Maybe we should have looked more to the Bible for the nourishment of our souls
when we were cut off from Holy Communion.
I don’t know about you, but if someone played one of
those word games where you had to complete a phrase beginning with “Bible” I
would have called out “Study.” Nothing wrong about studying the Bible, of
course, but there’s so much more.
As the Pope says, we need a close relationship to God’s
Word. Study is part of that, of course, but only a part. And speaking of
relationship—people sometimes ask me, even with some frustration, how they can find
the personal relationship with Jesus they hear so much about in our parish.
A big part of the answer, alongside prayer and sacraments,
is Scripture. A closer relationship with Scripture means a closer relationship
with Jesus.
St. Jerome said as much when he wrote that “ignorance
of Scripture is ignorance of Christ.”
And the Letter to the Hebrews tells us that “the word
of God is living and active.” Read in faith, the Bible is an encounter, a place
of meeting with God himself.
The Gospels are, of course, a privileged place to meet
Jesus, to come to know him, to accept his invitation to “come and see.” But
they are not the only place where our relationship deepens. We meet the Lord
throughout the Bible, in his plan for creation revealed in Genesis, in the
prophecies of Isaiah and the other great prophets, and especially in the
Psalms.
Pope Francis reminds us that in the Book of Nehemiah the
Old Testament gives us one of the great stories of an entire community
encountering God through his word. When the people of Israel returned to their
homeland after their exile, they gathered for the public reading of Scripture.
And all the people wept as they discovered their own experience in the sacred text.
When we gather again after the exile the pandemic has
imposed on us, I hope our parish community will also hear God’s word in a new
and powerful way.
I admit to you that I don’t spend as much time with my
Bible as I should. I remember very clearly one young man who told me his motto
was “no Bible, no breakfast, no Bible, no bed.” If I lived by that I would be
hungry and sleepy. But I’ve never forgotten what he said.
But let me conclude with a personal experience of the
Word as living and active, working in my heart and strengthening my
relationship to Scripture.
After Communion at Mass last Sunday, the choir sang Psalm 139, one of my favourites. Of
course, it was beautiful, like everything we hear from our blessed choir loft.
But it wasn’t the exquisite music that left me holding
back tears. It was the encounter with the inspired words, the encounter with
the living Word that opened my eyes and warmed my heart.
Is there a passage from the Bible that’s special to you
like that? Not one that gives you moral guidance as much as it connects you to
God?
If not, today might be a good day to go looking. The
choir will sing Psalm 139 again at Communion time today.
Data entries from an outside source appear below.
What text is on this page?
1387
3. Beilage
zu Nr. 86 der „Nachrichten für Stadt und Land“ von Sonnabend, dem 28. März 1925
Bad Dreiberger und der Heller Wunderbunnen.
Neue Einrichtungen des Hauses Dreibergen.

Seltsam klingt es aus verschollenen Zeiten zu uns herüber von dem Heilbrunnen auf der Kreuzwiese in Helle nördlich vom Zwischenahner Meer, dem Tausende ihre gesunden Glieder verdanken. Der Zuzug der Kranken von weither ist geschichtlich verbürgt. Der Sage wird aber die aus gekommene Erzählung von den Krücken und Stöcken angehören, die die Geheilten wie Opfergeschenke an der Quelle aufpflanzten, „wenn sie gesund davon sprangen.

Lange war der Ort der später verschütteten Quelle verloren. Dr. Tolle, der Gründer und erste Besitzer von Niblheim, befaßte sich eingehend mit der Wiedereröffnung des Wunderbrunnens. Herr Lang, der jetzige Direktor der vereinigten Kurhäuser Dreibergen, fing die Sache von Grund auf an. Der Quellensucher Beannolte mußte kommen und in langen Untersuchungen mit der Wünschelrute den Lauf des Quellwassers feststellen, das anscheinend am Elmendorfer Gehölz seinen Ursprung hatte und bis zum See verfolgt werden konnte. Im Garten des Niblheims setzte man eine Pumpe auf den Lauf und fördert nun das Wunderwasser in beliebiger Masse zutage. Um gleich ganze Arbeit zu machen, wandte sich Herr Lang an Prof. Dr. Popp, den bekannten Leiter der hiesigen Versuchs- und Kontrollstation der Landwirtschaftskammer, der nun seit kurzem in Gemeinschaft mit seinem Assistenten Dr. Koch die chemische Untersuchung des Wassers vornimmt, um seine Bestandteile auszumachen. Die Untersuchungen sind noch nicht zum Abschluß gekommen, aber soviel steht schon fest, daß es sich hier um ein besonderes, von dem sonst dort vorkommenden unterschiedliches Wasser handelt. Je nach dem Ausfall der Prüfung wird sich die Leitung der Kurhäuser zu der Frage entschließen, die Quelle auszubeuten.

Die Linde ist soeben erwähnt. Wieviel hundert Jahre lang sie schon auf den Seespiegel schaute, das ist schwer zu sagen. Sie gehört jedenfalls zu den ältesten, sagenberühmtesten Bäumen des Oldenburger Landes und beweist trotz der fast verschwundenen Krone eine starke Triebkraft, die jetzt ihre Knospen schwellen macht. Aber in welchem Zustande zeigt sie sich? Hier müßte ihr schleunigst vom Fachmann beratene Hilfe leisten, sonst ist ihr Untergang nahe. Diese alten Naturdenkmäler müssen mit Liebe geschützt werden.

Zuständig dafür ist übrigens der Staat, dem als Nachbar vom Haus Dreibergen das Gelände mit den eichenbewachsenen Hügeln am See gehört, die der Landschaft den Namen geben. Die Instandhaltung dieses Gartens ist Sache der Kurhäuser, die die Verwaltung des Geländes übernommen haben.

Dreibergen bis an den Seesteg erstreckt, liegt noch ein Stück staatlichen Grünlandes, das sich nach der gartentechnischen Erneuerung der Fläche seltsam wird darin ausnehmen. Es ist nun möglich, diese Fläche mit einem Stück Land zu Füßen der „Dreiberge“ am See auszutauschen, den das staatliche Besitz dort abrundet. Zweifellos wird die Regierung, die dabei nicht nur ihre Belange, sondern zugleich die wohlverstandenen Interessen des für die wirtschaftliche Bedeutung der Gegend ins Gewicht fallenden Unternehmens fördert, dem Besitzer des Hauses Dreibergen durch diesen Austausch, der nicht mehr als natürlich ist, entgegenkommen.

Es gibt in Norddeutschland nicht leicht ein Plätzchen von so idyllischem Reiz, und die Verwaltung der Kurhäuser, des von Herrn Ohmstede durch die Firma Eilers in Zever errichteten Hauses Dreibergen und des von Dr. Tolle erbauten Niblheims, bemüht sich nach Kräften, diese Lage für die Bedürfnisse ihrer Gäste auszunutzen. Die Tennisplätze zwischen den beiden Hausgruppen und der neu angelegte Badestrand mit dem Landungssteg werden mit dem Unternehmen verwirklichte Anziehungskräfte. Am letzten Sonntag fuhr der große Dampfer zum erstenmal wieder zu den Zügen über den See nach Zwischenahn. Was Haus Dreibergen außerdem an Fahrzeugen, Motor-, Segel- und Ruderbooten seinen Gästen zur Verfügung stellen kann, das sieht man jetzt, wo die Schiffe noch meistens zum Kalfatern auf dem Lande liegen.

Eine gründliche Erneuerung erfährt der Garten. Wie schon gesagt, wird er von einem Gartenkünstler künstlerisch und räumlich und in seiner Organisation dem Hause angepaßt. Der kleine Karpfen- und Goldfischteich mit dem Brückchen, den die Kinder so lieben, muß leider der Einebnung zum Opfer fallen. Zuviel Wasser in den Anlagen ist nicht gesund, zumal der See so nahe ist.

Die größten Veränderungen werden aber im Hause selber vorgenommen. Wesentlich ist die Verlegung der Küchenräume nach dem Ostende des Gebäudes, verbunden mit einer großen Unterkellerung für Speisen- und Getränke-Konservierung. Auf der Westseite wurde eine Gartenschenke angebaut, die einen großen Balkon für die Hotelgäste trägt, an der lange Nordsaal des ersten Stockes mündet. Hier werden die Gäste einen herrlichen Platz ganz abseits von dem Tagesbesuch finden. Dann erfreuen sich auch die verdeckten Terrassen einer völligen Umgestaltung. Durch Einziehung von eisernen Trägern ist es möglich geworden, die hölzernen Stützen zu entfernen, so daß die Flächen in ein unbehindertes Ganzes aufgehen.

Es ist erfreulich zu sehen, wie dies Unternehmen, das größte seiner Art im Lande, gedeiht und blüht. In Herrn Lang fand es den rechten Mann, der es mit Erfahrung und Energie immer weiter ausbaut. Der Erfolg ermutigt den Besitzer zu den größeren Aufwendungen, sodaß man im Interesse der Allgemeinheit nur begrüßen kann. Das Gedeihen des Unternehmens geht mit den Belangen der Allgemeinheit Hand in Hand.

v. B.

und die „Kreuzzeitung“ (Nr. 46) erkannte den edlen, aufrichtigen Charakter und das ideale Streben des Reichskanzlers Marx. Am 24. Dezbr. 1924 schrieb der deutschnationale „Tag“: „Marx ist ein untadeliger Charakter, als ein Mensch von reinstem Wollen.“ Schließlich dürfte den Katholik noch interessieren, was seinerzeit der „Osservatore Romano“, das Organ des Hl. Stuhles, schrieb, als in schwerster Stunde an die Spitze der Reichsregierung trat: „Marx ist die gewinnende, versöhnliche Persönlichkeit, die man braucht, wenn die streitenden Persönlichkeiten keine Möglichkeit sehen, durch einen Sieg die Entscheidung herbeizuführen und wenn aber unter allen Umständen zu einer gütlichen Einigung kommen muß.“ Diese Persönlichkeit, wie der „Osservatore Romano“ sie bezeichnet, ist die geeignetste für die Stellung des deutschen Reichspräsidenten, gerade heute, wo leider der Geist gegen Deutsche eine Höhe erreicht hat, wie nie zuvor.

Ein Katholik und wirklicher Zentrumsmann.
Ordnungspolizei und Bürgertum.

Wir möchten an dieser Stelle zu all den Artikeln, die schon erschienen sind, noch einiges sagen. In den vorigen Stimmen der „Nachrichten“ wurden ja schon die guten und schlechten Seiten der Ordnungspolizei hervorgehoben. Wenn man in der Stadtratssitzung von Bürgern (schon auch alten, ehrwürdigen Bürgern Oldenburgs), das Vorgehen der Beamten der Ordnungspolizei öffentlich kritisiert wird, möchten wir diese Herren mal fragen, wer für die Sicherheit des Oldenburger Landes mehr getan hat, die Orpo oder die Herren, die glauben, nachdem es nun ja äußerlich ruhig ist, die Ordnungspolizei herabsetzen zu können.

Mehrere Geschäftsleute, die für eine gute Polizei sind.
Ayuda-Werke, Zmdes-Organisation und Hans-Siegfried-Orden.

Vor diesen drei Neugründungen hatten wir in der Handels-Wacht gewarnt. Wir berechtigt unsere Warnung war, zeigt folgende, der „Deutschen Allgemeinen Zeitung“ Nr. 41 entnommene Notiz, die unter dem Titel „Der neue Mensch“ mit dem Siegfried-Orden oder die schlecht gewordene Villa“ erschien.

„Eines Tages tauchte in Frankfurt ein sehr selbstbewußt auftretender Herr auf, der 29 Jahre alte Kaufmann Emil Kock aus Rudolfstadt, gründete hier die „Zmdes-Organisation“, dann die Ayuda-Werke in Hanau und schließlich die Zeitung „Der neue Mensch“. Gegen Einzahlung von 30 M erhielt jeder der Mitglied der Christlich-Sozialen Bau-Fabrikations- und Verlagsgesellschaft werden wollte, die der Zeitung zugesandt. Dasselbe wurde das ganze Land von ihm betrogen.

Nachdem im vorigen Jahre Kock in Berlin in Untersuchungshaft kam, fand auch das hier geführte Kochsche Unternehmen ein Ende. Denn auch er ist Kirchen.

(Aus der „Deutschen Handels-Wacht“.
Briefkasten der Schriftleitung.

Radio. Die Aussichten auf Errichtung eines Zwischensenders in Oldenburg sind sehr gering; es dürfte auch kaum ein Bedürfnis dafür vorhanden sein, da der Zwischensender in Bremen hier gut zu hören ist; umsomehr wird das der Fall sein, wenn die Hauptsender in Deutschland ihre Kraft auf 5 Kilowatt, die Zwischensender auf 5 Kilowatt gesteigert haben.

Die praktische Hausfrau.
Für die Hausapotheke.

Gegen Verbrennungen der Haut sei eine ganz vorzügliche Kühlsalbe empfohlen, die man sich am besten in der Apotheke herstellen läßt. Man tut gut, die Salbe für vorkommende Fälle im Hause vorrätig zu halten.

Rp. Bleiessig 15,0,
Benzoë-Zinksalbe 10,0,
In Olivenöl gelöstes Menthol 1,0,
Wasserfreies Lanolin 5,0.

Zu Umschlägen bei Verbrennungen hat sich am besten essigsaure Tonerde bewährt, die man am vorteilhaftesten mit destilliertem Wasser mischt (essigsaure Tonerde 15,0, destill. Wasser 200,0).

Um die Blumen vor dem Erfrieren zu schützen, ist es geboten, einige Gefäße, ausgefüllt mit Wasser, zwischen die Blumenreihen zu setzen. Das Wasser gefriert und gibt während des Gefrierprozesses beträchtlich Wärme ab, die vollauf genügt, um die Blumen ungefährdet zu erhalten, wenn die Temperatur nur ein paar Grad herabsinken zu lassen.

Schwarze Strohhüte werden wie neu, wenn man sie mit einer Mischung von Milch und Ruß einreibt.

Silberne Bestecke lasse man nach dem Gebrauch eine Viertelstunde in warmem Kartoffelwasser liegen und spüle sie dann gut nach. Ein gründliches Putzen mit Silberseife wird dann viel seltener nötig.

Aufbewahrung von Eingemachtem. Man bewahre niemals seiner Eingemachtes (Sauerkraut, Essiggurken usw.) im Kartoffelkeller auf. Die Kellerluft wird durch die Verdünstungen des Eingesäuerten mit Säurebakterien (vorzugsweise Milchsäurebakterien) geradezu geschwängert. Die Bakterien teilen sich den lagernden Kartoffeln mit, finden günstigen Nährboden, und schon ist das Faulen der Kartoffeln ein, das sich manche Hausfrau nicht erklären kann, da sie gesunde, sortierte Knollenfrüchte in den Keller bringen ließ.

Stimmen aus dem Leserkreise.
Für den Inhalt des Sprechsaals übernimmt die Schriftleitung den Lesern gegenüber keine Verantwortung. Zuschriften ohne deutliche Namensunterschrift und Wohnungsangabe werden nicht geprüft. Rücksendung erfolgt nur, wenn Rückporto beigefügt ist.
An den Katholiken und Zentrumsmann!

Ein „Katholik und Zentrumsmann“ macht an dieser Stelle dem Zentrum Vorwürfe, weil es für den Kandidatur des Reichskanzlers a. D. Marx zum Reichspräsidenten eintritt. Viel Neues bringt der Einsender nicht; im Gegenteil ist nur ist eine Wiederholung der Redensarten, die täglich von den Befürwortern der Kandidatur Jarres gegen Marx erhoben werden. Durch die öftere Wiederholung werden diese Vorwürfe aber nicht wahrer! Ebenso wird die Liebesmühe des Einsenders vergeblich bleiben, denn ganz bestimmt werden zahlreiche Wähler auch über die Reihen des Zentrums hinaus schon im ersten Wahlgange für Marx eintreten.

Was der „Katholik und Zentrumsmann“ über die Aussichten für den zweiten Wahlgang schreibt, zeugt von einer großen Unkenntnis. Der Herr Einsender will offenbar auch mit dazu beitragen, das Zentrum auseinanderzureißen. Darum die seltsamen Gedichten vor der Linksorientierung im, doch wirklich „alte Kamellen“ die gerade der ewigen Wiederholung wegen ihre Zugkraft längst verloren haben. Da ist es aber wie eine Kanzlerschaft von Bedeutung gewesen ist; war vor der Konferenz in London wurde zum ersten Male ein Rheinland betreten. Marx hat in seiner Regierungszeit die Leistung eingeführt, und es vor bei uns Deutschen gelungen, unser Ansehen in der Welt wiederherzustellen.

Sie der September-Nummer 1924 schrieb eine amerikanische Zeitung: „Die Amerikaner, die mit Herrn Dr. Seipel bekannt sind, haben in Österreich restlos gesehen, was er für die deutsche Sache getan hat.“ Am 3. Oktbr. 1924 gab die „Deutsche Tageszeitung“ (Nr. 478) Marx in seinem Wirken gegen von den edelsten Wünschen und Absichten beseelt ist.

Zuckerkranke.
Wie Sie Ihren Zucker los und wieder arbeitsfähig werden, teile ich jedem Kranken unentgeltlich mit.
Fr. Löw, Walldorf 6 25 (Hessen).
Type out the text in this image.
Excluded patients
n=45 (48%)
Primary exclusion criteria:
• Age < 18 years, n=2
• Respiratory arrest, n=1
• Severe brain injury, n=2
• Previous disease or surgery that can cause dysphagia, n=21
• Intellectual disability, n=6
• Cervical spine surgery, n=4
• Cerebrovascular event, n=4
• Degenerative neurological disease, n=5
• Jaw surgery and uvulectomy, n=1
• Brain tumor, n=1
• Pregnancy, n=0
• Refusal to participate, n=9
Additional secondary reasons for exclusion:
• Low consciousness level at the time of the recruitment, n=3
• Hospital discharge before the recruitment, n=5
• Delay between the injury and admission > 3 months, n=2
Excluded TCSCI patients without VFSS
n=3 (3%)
It might touch you as it
touched me. Or maybe you can look up a passage in your Bible that was once
important to you.
You might start to read one of the Gospels—Mark’s, the
simplest, or John’s, the richest.
If you’d like me to suggest a few scriptures which might
help you find the heart-warming relationship the Pope talks about on his letter,
feel free to send me an email and I will reply with a few references.
And the weekly update on the website gives some ideas
for both Bible study and lectio divina, prayer with Scripture.
We should all do something on this Sunday of the Word
of God. But let’s be guided by these last words from Pope Francis:
“A day devoted to the Bible should not be seen as a
yearly event but rather a year-long event, for we urgently need to grow in our
knowledge and love of the Scriptures and of the risen Lord, who continues to
speak his word and to break bread in the community of believers.”